Im Mai 2026 geht die Wahlperiode dieses dilettantisch agierenden Behinderten- und Seniorenbeirats zu Ende.

Was als starke Stimme für Senioren und Menschen mit Beeinträchtigung gedacht war, ist in den vergangenen Monaten viel zu oft hinter den eigenen Ansprüchen zurückgeblieben.

Dieses Gremium hat seine Aufgabe nicht erfüllt.

Statt deutliche Worte gab es Zurückhaltung.
Statt kritischer Begleitung politische Gefälligkeit.
Statt sichtbarer Präsenz Schweigen.

Dazu wurden kritische Stimmen in den eigenen Reihen diskreditiert und diffamiert.

Wer so agiert, verwaltet sein Amt – aber vertritt keine Menschen.

Ein Beirat ist kein dekoratives Gremium. Er ist Sprachrohr, Kontrollinstanz und Impulsgeber.
Wer dieses Mandat erhält, trägt Verantwortung: gegenüber älteren Menschen, gegenüber Menschen mit Beeinträchtigung und gegenüber ihren Familien.

Verantwortung bedeutet, sich nicht unterzuordnen, sondern sich Gehör zu verschaffen – sachlich, bestimmt und, wenn nötig, auch laut.

Dieser Beirat hat abgewirtschaftet.

Zu oft wurden Chancen vertan, Missstände klar zu benennen.
Zu oft fehlte der Mut, sich gegen politische Einflussnahme zu stellen.
Zu oft entstand der Eindruck, dass Harmonie mit der Verwaltung wichtiger war als konsequentes Eintreten für die Betroffenen.

Doch ein Beirat ist kein verlängerter Arm der Politik – er ist Kontrollorgan und Interessenvertretung.

Es braucht eine neue Mannschaft mit Rückgrat.

Menschen, die sich ihrer Aufgabe bewusst sind.
Menschen, die zuhören, aber auch handeln.
Menschen, die nicht taktieren, sondern vertreten.

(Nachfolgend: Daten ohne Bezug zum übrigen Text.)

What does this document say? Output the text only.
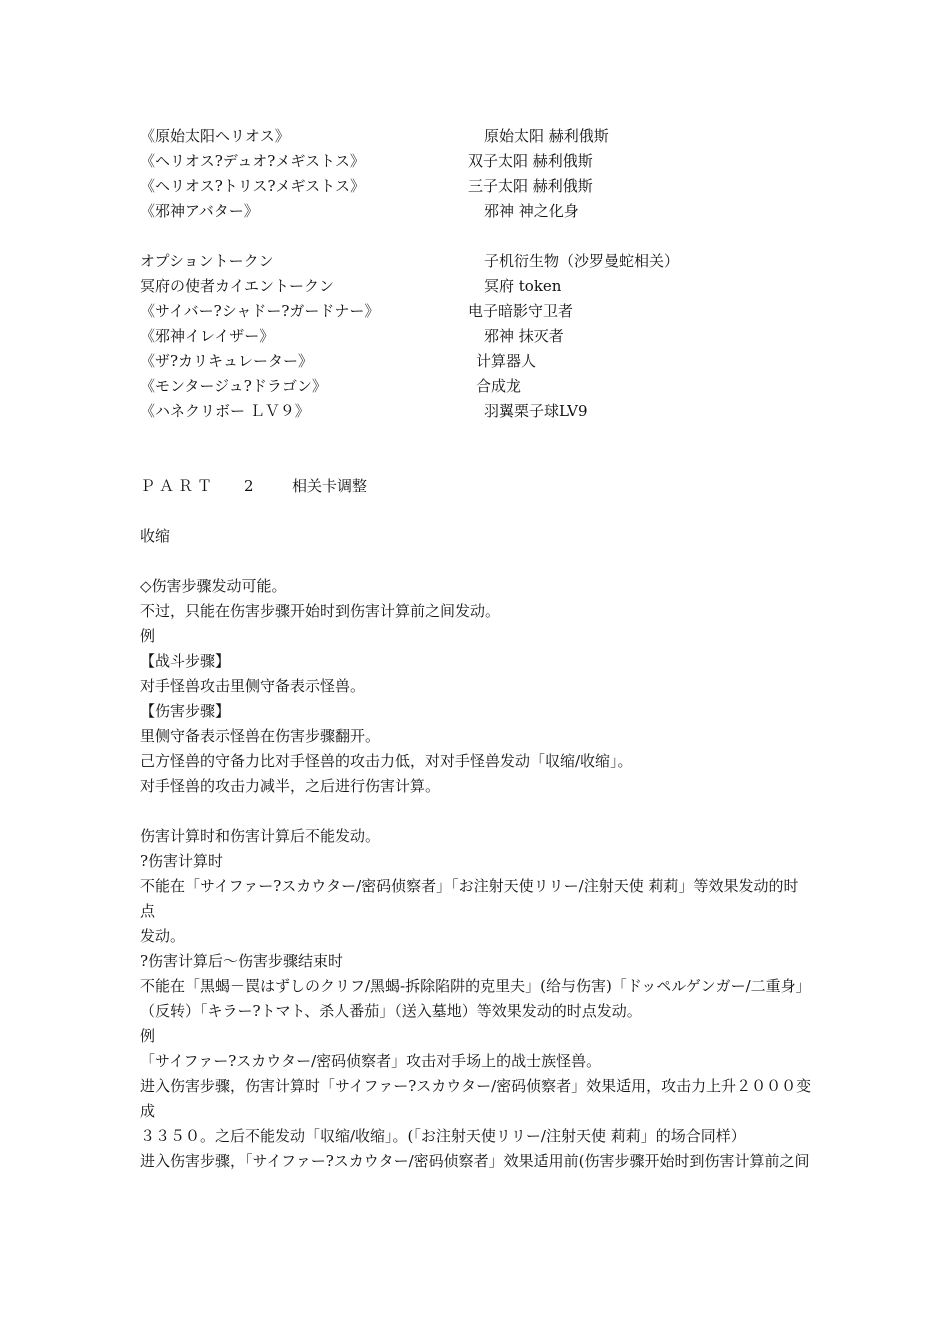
《原始太阳ヘリオス》	原始太阳 赫利俄斯
《ヘリオス?デュオ?メギストス》	双子太阳 赫利俄斯
《ヘリオス?トリス?メギストス》	三子太阳 赫利俄斯
《邪神アバター》	邪神 神之化身
オプショントークン	子机衍生物（沙罗曼蛇相关）
冥府の使者カイエントークン	冥府 token
《サイバー?シャドー?ガードナー》	电子暗影守卫者
《邪神イレイザー》	邪神 抹灭者
《ザ?カリキュレーター》	计算器人
《モンタージュ?ドラゴン》	合成龙
《ハネクリボー ＬＶ９》	羽翼栗子球LV9
ＰＡＲＴ 2	相关卡调整
收缩
◇伤害步骤发动可能。
不过，只能在伤害步骤开始时到伤害计算前之间发动。
例
【战斗步骤】
对手怪兽攻击里侧守备表示怪兽。
【伤害步骤】
里侧守备表示怪兽在伤害步骤翻开。
己方怪兽的守备力比对手怪兽的攻击力低，对对手怪兽发动「収缩/收缩」。
对手怪兽的攻击力减半，之后进行伤害计算。
伤害计算时和伤害计算后不能发动。
?伤害计算时
不能在「サイファー?スカウター/密码侦察者」「お注射天使リリー/注射天使 莉莉」等效果发动的时点
发动。
?伤害计算后～伤害步骤结束时
不能在「黒蝎－罠はずしのクリフ/黑蝎-拆除陷阱的克里夫」(给与伤害)「ドッペルゲンガー/二重身」
（反转）「キラー?トマト、杀人番茄」（送入墓地）等效果发动的时点发动。
例
「サイファー?スカウター/密码侦察者」攻击对手场上的战士族怪兽。
进入伤害步骤，伤害计算时「サイファー?スカウター/密码侦察者」效果适用，攻击力上升２０００变成
３３５０。之后不能发动「収缩/收缩」。(「お注射天使リリー/注射天使 莉莉」的场合同样）
进入伤害步骤，「サイファー?スカウター/密码侦察者」效果适用前(伤害步骤开始时到伤害计算前之间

Die kommende Wahl bietet die Chance auf einen echten Neustart. Nutzen wir sie:

  • Für eine starke, professionelle und selbstbewusste Interessenvertretung.
  • Für Transparenz statt Hinterzimmer.
  • Für Unabhängigkeit.
  • Für Respekt.

Es ist Zeit für eine Mannschaft mit Rückgrat.

  • Für Menschen, die nicht taktierten, sondern handeln.
  • Für kritische Distanz statt politischer Nähe.

Senioren und Menschen mit Beeinträchtigung verdienen keine Symbolpolitik – sie verdienen echte Vertretung.

Für eine Vertretung, die diesen Namen verdient.